O.H.: Nun entstand etwas ziemlich Selbstverständliches: ein 130 Meter langes Gebäude, robust und selbstbewusst, mit einer vielfältigen Nutzung. Dazu kommen weitere Bestandsbauten.
F.N.: Es ging, wie gesagt, um ein Ensemble. Fünf Baukörper standen bereits: zwei Wohngebäude, zwei Ställe und der Wasserturm. Wir nutzten das, was wir vorfanden, nahmen die Einbauten der letzten Jahrzehnte zurück und freuten uns an den guten Grundrissen. In ihrer Grundstruktur erhielten wir die schönen Wohnhäuser.
O.H.: Auch kam Ihnen die Struktur der Ställe entgegen...
F.N.: ... ihre landwirtschaftliche Herkunft. Unten Ställe, oben Tenne. Also dachten wir in dieser Struktur. Unten entstanden kleine Räume: Küche und Zimmer der Seminargäste, dazu Ställe und Werkstätten. Oben öffnen sich unter dem Tragwerk große Seminarräume. Noch in 100 Jahren könnte man wieder ausräumen und etwas anderes daraus machen.
Strom, Wärme und Kühle aus Holz und Sonne: Die Themen Natur und Nachhaltigkeit spielen beim Energiekonzept für das Lange Haus die zentrale Rolle. Die Stiftung Kunst und Natur hatte hier zum Ziel, ein regeneratives Plusenergiegebäude mit 100 Prozent Stromautarkie zu schaffen.
Aufgrund der geographischen Lage inmitten von Wald lag es nahe, auf heimisches Holz als Energieträger zu setzen.

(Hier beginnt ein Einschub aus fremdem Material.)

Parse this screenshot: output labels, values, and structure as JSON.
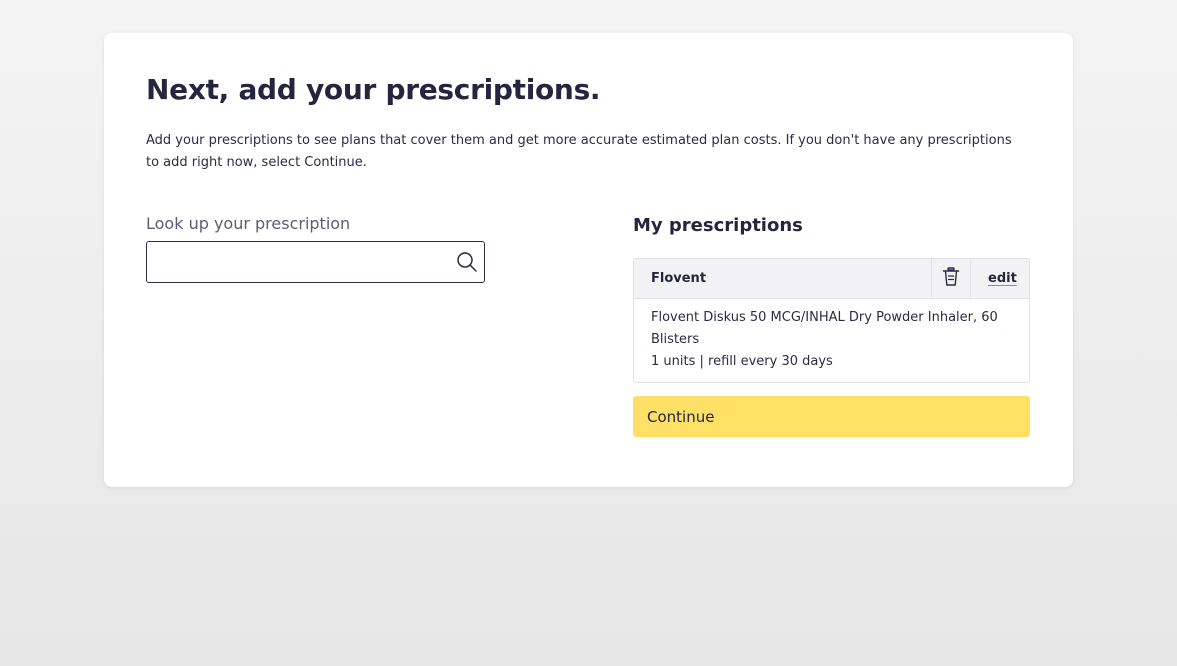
{
  "page": {
    "title": "Next, add your prescriptions.",
    "intro": "Add your prescriptions to see plans that cover them and get more accurate estimated plan costs. If you don't have any prescriptions to add right now, select Continue."
  },
  "lookup": {
    "label": "Look up your prescription",
    "value": "",
    "placeholder": "",
    "icon": "search-icon"
  },
  "my_prescriptions": {
    "heading": "My prescriptions",
    "items": [
      {
        "name": "Flovent",
        "description": "Flovent Diskus 50 MCG/INHAL Dry Powder Inhaler, 60 Blisters",
        "dosage": "1 units | refill every 30 days",
        "delete_icon": "trash-icon",
        "edit_label": "edit"
      }
    ]
  },
  "actions": {
    "continue_label": "Continue"
  },
  "colors": {
    "accent_button": "#ffe066",
    "link_underline": "#2eb8a6",
    "heading_text": "#25253f"
  }
}
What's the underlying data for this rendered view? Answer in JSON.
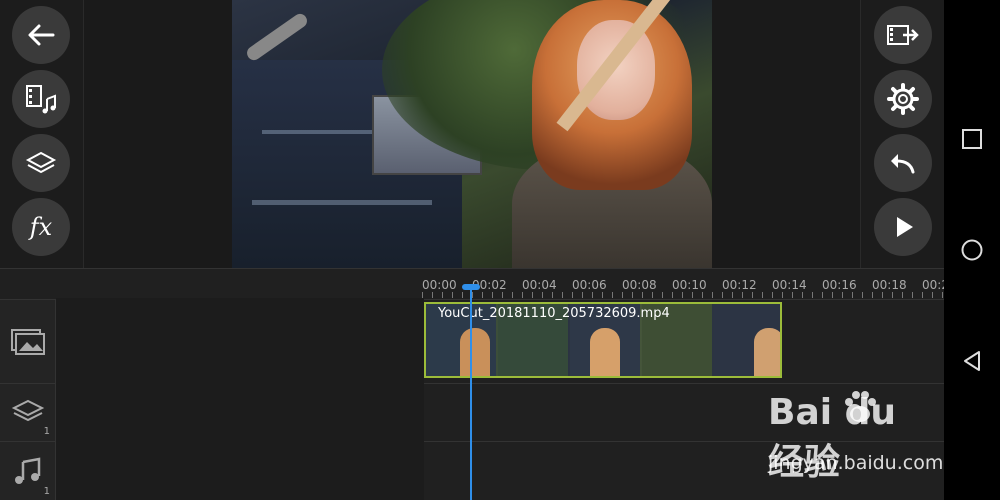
{
  "left_tools": [
    {
      "id": "back",
      "icon": "back-arrow-icon"
    },
    {
      "id": "media",
      "icon": "media-music-icon"
    },
    {
      "id": "layers",
      "icon": "layers-icon"
    },
    {
      "id": "effects",
      "icon": "fx-icon",
      "label": "fx"
    }
  ],
  "right_tools": [
    {
      "id": "export",
      "icon": "export-film-icon"
    },
    {
      "id": "settings",
      "icon": "gear-icon"
    },
    {
      "id": "undo",
      "icon": "undo-icon"
    },
    {
      "id": "play",
      "icon": "play-icon"
    }
  ],
  "timeline": {
    "ruler_labels": [
      "00:00",
      "00:02",
      "00:04",
      "00:06",
      "00:08",
      "00:10",
      "00:12",
      "00:14",
      "00:16",
      "00:18",
      "00:2"
    ],
    "clip": {
      "label": "YouCut_20181110_205732609.mp4"
    },
    "tracks": [
      {
        "id": "video",
        "icon": "video-track-icon",
        "count": ""
      },
      {
        "id": "layer",
        "icon": "layer-track-icon",
        "count": "1"
      },
      {
        "id": "audio",
        "icon": "audio-track-icon",
        "count": "1"
      }
    ]
  },
  "nav": [
    {
      "id": "recents",
      "icon": "square-icon"
    },
    {
      "id": "home",
      "icon": "circle-icon"
    },
    {
      "id": "back",
      "icon": "triangle-back-icon"
    }
  ],
  "watermark": {
    "brand": "Bai  du 经验",
    "url": "jingyan.baidu.com"
  },
  "colors": {
    "accent": "#2f8fea",
    "clip_border": "#9cbc3a",
    "button_bg": "#3a3a3a"
  }
}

Hackschnitzel sorgen nun für die Wärme im Langen Haus. Der nachwachsende Rohstoff wird aber auch zur Stromgewinnung eingesetzt. Das geschieht über die Holz-Kraft-Anlage. So versorgt sich das Anwesen also aus einem Blockheizkraftwerk, das anders als viele andere Modelle jedoch nicht mit Erdgas, sondern mit Holzgas betrieben wird, das direkt vor Ort über einen Verbrennungsprozess hergestellt wird. Und anders als ein erdgas-betriebenes BHKW läuft diese Anlage CO2-neutral. Die Technik ist übrigens nicht neu, sondern eher wiederentdeckt worden. Schon in den 1930er- und 1940er-Jahren wurden Fahrzeuge aufgrund des Treibstoffmangels mit einem Holzvergaser ausgestattet. Die Abwärme aus dem BHKW wird zum Heizen, aber auch zum Trocknen der Hackschnitzel eingesetzt – ein geschlossener Kreislauf also. „Wir sind nah an einem autarken System“, erklärte Architekt Forian Nagler in einem Interview.
Weiterer Strom wird über eine Photovoltaikanlage auf dem Dach des Energiehauses gewonnen. Er soll künftig auch eine Solartankstelle speisen, an der emissionsfreie E-Autos aufladen können. Lediglich der Überschuss an Strom, der nicht selbst verbraucht werden kann, wird ins öffentliche Netz eingespeist.
Wichtig ist aber nicht nur, dass es im Winter schön warm in den Räumen ist, sondern auch, dass es in der Sommerhitze nicht zu heiß wird. Dafür sorgt eine sogenannte freie Kühlung aus Erd-sonden. Das Prinzip ist einfach: Kaltes Wasser aus etwa 100 Metern Tiefe wird durch die Fußboden-, Wand- oder Deckenheizung geleitet und sorgt so für eine Kühlung des Raums.
Das Büro Florian Nagler Architekten wurde für die Architektur des Langen Hauses mit mehreren Preisen ausgezeichnet.